After receiving a Bachelor of Electrical Engineering from the City College of New York in 1960, Dr. Kahn earned his masters and Ph.D. from Princeton University in 1962 and 1964 respectively. He worked on the Technical Staff at Bell Laboratories and then became an Assistant Professor of Electrical Engineering at MIT. He took a leave of absence from MIT to join Bolt Beranek and Newman, where he was responsible for the system design of the ARPNET, the first packet-switched network. In 1972 he moved to DARPA and subsequently became Director of DARPA's Information Processing Techniques Office (IPTO).

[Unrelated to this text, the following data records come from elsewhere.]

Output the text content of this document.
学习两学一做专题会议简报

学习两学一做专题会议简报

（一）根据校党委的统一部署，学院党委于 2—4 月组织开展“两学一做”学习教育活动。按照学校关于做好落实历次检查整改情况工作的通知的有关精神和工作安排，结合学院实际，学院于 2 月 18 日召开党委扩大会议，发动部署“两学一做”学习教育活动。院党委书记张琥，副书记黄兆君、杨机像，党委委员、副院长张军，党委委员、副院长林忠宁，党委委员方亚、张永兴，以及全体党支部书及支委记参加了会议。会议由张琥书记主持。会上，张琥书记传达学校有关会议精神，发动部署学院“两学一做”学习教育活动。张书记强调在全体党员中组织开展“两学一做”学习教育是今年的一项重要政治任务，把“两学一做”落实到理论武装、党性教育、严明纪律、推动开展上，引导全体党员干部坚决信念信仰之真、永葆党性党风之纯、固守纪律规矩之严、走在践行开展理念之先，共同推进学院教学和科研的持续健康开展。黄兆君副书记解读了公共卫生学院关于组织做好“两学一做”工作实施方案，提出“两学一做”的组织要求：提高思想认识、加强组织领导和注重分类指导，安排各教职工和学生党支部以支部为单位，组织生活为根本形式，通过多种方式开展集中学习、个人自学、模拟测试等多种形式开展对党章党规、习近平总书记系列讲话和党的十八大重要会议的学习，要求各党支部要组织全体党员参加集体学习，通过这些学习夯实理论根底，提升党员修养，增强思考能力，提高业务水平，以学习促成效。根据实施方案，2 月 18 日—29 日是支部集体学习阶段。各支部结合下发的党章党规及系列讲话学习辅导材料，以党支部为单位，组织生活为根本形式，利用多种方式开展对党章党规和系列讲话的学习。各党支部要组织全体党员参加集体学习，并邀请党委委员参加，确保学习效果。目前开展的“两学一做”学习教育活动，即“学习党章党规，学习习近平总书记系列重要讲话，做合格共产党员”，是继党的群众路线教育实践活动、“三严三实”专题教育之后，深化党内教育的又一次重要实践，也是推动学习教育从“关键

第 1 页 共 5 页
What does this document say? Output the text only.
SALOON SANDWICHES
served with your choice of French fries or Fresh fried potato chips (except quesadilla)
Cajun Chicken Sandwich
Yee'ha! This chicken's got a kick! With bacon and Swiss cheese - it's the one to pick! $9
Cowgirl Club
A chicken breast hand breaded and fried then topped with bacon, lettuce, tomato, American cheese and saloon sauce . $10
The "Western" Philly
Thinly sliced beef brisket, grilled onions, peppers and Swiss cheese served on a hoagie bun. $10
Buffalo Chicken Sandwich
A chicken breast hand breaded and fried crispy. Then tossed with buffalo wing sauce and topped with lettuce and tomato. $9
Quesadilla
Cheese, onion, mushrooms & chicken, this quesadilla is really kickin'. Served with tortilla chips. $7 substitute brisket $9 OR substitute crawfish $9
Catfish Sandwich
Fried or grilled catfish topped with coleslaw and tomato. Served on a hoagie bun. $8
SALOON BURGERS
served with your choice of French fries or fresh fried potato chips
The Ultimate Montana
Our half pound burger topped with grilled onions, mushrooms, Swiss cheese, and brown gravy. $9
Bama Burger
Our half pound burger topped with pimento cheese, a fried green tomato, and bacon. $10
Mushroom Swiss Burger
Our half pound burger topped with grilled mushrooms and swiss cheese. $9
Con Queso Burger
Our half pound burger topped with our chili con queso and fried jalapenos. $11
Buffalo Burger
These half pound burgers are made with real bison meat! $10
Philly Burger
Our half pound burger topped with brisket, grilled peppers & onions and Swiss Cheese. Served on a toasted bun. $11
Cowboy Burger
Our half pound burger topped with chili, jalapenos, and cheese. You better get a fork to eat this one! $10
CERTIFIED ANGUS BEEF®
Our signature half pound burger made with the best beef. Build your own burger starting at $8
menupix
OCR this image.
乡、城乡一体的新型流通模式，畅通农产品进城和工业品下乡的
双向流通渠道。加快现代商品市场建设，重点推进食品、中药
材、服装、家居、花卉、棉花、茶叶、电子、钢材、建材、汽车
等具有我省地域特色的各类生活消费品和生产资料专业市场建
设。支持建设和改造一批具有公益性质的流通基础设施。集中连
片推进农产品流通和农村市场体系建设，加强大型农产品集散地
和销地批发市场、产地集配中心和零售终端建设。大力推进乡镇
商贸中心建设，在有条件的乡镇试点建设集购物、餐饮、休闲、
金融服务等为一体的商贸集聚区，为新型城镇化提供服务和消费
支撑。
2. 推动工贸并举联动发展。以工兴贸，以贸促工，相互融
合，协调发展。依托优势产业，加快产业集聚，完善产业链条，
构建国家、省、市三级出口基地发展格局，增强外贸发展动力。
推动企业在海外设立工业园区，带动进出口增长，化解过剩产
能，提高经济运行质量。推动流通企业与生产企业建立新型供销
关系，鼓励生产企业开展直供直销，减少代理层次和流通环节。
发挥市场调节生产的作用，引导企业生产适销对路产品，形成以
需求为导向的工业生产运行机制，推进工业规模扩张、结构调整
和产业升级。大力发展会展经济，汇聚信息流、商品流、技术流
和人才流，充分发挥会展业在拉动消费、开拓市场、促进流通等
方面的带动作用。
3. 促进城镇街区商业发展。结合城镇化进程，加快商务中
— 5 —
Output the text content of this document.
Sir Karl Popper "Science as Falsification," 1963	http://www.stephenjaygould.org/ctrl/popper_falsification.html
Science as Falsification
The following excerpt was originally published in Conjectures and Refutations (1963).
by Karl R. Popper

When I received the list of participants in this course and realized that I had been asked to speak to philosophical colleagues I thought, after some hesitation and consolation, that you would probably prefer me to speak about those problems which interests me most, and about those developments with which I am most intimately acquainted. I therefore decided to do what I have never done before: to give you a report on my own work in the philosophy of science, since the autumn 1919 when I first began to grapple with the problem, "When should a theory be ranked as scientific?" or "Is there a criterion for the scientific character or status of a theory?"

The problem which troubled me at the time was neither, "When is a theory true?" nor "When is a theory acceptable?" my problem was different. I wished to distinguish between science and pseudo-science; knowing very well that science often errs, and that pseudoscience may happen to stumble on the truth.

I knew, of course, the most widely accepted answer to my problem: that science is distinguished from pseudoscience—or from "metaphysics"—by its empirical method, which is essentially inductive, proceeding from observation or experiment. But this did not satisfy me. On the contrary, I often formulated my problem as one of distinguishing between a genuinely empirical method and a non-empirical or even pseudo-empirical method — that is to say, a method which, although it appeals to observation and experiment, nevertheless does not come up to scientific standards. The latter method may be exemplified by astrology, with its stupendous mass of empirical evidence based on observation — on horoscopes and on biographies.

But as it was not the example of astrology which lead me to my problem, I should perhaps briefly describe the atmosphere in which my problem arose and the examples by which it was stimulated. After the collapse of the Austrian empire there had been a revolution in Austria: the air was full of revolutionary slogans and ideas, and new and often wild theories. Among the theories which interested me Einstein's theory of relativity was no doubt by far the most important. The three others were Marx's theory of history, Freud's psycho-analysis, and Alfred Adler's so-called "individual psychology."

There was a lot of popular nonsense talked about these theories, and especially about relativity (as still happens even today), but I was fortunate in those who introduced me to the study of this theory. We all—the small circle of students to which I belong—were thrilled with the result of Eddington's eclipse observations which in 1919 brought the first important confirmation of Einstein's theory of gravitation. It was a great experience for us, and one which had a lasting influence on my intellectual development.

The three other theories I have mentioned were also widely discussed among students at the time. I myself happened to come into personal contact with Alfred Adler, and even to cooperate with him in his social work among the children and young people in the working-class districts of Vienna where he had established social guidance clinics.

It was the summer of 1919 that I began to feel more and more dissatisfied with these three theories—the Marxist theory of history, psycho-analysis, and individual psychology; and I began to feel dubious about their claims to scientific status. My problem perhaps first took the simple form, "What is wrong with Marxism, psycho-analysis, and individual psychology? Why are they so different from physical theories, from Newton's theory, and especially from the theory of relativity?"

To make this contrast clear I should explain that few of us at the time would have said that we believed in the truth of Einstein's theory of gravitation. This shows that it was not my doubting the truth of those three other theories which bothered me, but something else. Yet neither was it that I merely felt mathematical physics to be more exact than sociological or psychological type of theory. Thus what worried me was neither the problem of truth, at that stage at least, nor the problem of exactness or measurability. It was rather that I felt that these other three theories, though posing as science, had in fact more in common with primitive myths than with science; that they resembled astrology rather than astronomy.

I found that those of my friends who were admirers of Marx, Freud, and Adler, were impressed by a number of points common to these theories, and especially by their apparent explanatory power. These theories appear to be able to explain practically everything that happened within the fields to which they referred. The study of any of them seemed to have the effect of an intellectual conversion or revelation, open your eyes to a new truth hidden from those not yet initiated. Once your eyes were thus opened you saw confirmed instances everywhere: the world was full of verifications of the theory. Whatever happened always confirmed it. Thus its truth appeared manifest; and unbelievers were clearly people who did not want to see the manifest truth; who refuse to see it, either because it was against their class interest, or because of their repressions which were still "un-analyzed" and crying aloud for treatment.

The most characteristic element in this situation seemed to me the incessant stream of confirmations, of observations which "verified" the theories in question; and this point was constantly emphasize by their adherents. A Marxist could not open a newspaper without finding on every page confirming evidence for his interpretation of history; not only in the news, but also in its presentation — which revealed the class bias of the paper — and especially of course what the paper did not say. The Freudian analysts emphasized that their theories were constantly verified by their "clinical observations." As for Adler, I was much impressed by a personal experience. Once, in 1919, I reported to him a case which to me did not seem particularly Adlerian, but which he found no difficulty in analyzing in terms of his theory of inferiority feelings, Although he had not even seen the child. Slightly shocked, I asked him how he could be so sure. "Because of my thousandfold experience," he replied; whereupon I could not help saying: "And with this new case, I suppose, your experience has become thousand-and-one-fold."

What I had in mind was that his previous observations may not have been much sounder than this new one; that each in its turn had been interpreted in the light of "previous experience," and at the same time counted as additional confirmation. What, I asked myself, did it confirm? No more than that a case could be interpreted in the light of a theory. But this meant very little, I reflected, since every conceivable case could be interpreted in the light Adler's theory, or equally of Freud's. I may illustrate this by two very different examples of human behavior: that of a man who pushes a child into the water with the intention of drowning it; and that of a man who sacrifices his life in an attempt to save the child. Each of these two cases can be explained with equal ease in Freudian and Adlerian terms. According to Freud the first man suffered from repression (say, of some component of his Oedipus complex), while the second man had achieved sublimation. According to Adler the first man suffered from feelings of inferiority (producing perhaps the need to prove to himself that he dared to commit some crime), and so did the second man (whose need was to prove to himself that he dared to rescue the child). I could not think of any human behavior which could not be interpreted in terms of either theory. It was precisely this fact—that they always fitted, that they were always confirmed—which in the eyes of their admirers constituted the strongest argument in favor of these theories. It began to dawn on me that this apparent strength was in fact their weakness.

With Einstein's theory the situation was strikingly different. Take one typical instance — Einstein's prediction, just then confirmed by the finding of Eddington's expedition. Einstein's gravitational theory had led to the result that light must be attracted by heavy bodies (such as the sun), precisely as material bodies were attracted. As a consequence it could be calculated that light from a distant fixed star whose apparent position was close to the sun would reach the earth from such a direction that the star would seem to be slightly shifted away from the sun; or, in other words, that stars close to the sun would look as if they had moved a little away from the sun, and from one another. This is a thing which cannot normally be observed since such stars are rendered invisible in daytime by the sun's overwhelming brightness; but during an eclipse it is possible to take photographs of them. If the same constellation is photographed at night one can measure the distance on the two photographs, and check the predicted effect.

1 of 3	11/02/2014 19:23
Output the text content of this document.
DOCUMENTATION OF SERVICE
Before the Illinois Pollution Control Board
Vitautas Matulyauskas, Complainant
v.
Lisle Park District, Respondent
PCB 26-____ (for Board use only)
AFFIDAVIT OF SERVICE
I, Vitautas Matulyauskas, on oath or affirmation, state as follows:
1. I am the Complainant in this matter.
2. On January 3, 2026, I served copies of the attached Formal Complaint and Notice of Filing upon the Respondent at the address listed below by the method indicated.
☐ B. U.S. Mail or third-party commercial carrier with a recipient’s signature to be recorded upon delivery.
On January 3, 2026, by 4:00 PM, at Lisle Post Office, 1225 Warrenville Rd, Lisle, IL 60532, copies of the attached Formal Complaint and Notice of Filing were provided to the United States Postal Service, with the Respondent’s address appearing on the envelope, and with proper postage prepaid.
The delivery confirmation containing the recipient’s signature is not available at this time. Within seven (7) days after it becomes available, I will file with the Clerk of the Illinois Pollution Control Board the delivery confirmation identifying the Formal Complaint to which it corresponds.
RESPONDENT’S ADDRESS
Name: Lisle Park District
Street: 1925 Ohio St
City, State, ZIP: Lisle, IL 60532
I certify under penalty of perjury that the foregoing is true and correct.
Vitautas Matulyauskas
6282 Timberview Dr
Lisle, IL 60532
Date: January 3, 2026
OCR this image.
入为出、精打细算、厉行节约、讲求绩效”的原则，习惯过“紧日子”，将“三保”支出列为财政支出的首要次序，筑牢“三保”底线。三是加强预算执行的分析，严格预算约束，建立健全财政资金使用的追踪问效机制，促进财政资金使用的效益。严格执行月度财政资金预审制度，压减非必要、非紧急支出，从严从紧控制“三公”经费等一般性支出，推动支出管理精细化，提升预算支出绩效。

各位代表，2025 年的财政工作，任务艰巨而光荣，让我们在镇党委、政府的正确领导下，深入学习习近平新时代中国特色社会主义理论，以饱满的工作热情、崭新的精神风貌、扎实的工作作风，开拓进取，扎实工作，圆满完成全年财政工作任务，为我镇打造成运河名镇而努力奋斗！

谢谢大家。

While Director of IPTO he initiated the United States government's billion dollar Strategic Computing Program, the largest computer research and development program ever undertaken by the federal government. Dr. Kahn conceived the idea of open-architecture networking and was responsible for originating DARPA's Internet Program. Until recently, CNRI provided the Secretariat for the Internet Engineering Task Force (IETF). Dr. Kahn also coined the term National Information Infrastructure (NII) in the mid 1980s, which later became more widely known as the Information Super Highway.
In a 2014 interview at Princeton, Kahn said of his accomplishment, “If you tried to do what Vint and I did back then today, you probably couldn’t do it. Nobody thought it was a good idea then, so we had relatively free rein…The Internet has scaled by a factor of over a million over it’s lifetime – I don’t know of any other technological advance that has scaled comparably – because it’s not actually about the technology. It’s about the protocols.”
In his recent work, Dr. Kahn has been developing the concept of Digital Object Architecture to provide a framework for interoperability across heterogeneous information systems. This work is being implemented in many applications, such as the DOI System being developed by the International DOI Foundation, enabling content identification and providing a persistent link to its location on the Internet.
The numerous awards Dr. Kahn has received include the Presidential Medal of Freedom, the National Medal of Technology, Japan Prize, Queen Elizabeth Prize for Engineering, and the A.M. Turing Award. He twice received Department of Defense Civilian Service Award. He is a member of the National Academy of Engineering and the National Academy of Sciences, and in inductee into the Inventors Hall of Fame and the Internet Hall of Fame. Kahn is the recipient of numerous honorary degrees, including the Doctorate of Science, honoris causa, from The City College of New York. He currently serves on the Grove School of Engineering’s board of Advisors.